Das unter der Leitung von Prof. Wolfgang Busch tätige Gutachterteam kommt zwar zu dem Ergebnis, dass auch außerhalb des prognostizierten Einwirkungsbereiches bergbauliche Senkungen aufgetreten sind, diese sind aber so gering, dass keinerlei Bergschäden zu erwarten seien.
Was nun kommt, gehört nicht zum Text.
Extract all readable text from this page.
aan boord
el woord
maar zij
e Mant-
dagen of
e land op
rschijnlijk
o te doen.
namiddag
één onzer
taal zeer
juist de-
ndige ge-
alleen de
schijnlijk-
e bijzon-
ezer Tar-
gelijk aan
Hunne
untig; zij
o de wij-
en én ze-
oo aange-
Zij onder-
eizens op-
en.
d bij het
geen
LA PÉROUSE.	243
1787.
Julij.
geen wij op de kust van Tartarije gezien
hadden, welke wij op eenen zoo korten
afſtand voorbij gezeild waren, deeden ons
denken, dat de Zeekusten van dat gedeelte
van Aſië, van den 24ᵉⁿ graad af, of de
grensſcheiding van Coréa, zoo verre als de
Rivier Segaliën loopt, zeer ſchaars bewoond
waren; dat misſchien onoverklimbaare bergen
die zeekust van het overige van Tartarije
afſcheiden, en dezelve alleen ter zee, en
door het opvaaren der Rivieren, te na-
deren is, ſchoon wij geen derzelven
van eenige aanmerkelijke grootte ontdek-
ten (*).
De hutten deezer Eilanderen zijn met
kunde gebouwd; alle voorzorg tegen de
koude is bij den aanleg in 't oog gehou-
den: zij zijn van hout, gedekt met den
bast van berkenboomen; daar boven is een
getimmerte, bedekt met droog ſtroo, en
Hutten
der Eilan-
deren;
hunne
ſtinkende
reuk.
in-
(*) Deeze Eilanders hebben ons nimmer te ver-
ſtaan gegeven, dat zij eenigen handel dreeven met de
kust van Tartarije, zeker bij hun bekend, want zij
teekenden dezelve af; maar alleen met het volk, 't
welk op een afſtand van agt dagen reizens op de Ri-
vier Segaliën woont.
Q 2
Dies ist nun das dritte Gutachten, das sich mit dem Phänomen von Bergsenkungen jenseits der Nulllinie beschäftigt und wie auch die beiden vorherigen Gutachten zu dem Ergebnis kommt, dass die Nulllinie keinesfalls das ist, was ihr Name anzudeuten scheint. Natürlich wird von Laien recht schnell die Nulllinie oder auch der Nullrand als die Grenze jeglicher bergbaulichen Senkungen und damit auch als Rand der Einwirkungen angesehen. Wegen der Wichtigkeit und angesichts der aufgetretenen Missverständnisse seien Bedeutung und Konstruktionsgrundsätze der Nulllinie kurz dargestellt. In dem einem Abbau vorhergehenden Genehmigungsverfahren ist es erforderlich, den Bereich an der Tagesoberfläche darzustellen, in dem Einflüsse des Bergbaus auftreten können. Den am Genehmigungsverfahren beteiligten Stellen soll damit deutlich gemacht werden, welche Schutzgüter an der Tagesoberfläche in welcher Art und Weise vom Bergbau negativ beeinflusst werden können. Am einfachsten ist es dabei natürlich, den Einflussbereich an der Tagesoberfläche in geeigneten Karten durch eine geschlossene Linie zu begrenzen. Diese Linie wird anhand einer mathematischen Formel konstruiert, in die drei Parameter einfließen, mit denen das Bewegungsverhalten des Deckgebirges beschrieben und somit der Einwirkungsbereich an der Tagesoberfläche ermittelt wird. Diese drei Parameter (Abbaufaktor, Grenzwinkel und Zeitfaktor) werden aus Messungen und anderen Beobachtungen der Veränderungen an der Tagesoberfläche in dem jeweiligen Abbaurevier gewonnen und dann einheitlich für das gesamte Revier angesetzt. In anderen Revieren gelten dann zwar dieselben Parameter, werden aber mit ggf. anderen Werten in die Berechnungsformel eingesetzt. Auch die geometrischen Daten des zur Genehmigung anstehenden Abbaus fließen in die Berechnung ein. Für die Feststellung der tatsächlichen Ausdehnung von Senkungsmulden und damit zur Kontrolle der Vorausberechnungsverfahren sind natürlich immer schon Höhenmessungen herangezogen worden, die deutlich über den Einwirkungsbereich hinausgehen. Derartige Vermessungen vermitteln ein relativ sicheres Ergebnis, aber eben nur im Bereich der jeweiligen Messlinie und nicht darüber hinaus.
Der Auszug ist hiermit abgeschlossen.